Outra experiência realizada pela UnB utilizou cédulas
de dinheiro. Em um convênio com o Banco Central, a universidade
recebe e recicla papel-moeda, que se transforma em papel comum.
Atualmente, a professora Thérèse estuda a possibilidade
de utilizar resíduos de colheita para a fabricação
de papel artesanal. “O foco do pensamento sobre cidadania
tem que estar na integração das ações.
Utilizar resíduos da colheita de soja pode contribuir
para aumentar a renda do agricultor”, observa.

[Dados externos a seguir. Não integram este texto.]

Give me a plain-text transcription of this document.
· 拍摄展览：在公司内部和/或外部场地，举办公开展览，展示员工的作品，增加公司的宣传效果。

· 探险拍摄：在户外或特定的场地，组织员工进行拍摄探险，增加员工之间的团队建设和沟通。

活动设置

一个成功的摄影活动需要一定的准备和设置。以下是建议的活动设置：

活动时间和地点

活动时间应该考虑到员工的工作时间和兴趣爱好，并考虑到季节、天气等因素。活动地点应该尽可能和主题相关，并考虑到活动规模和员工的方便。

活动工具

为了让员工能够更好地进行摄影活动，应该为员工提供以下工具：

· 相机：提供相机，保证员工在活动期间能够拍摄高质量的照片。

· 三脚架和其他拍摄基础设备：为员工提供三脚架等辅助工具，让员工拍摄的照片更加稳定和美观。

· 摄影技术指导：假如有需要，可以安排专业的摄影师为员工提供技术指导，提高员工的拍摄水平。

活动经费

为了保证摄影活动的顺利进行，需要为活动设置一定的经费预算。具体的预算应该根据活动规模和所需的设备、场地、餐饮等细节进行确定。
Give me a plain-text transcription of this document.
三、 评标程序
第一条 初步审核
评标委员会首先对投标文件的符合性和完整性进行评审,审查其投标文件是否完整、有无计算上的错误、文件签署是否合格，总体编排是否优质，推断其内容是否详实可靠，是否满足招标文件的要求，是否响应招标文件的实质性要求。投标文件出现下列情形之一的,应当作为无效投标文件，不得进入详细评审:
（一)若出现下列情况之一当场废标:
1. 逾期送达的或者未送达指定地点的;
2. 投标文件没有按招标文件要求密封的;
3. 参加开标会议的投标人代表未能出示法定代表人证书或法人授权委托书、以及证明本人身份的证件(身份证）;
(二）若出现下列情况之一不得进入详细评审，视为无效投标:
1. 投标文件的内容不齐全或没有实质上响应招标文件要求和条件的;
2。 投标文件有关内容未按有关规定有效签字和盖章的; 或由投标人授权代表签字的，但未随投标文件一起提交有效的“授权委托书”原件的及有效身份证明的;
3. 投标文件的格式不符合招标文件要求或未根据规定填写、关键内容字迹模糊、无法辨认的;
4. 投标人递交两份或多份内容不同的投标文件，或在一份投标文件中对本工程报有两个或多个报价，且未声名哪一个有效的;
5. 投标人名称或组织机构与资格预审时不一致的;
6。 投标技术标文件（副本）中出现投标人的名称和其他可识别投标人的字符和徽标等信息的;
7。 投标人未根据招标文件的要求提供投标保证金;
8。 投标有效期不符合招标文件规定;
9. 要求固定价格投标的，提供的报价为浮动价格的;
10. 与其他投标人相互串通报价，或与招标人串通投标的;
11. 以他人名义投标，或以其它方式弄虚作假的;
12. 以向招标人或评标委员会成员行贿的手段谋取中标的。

Em termos de produção em escala industrial,
a Companhia Suzano foi a primeira a lançar no Brasil
um papel off-set 100% reciclado. O Reciclato existe desde
2001 e teve uma produção de mais de duas mil
toneladas nos três primeiros meses de 2004, o que significou
um crescimento de cerca de 200% em relação ao
primeiro trimestre do ano passado.
Produção
De acordo com a Associação Brasileira de Celulose
e Papel (Bracelpa), em 2003 a produção de papel
foi de 7,8 milhões de toneladas e o consumo interno
foi de 6,6 milhões. Mesmo assim, dados do Ministério
do Desenvolvimento, Indústria e Comércio mostram
que, no mesmo ano, o país importou 578 mil toneladas
de pasta de celulose e papel.
Apesar de o consumo interno ser menor que a produção,
é necessário importar, porque se trata de tipos
diferentes de papel. Thérèse Hofman explica
que o produto brasileiro é feito a partir do eucalipto,
enquanto o europeu, por exemplo, vem do pínus. Esta
diferenciação resulta em papéis de qualidade
diferente, com variados níveis de resistência.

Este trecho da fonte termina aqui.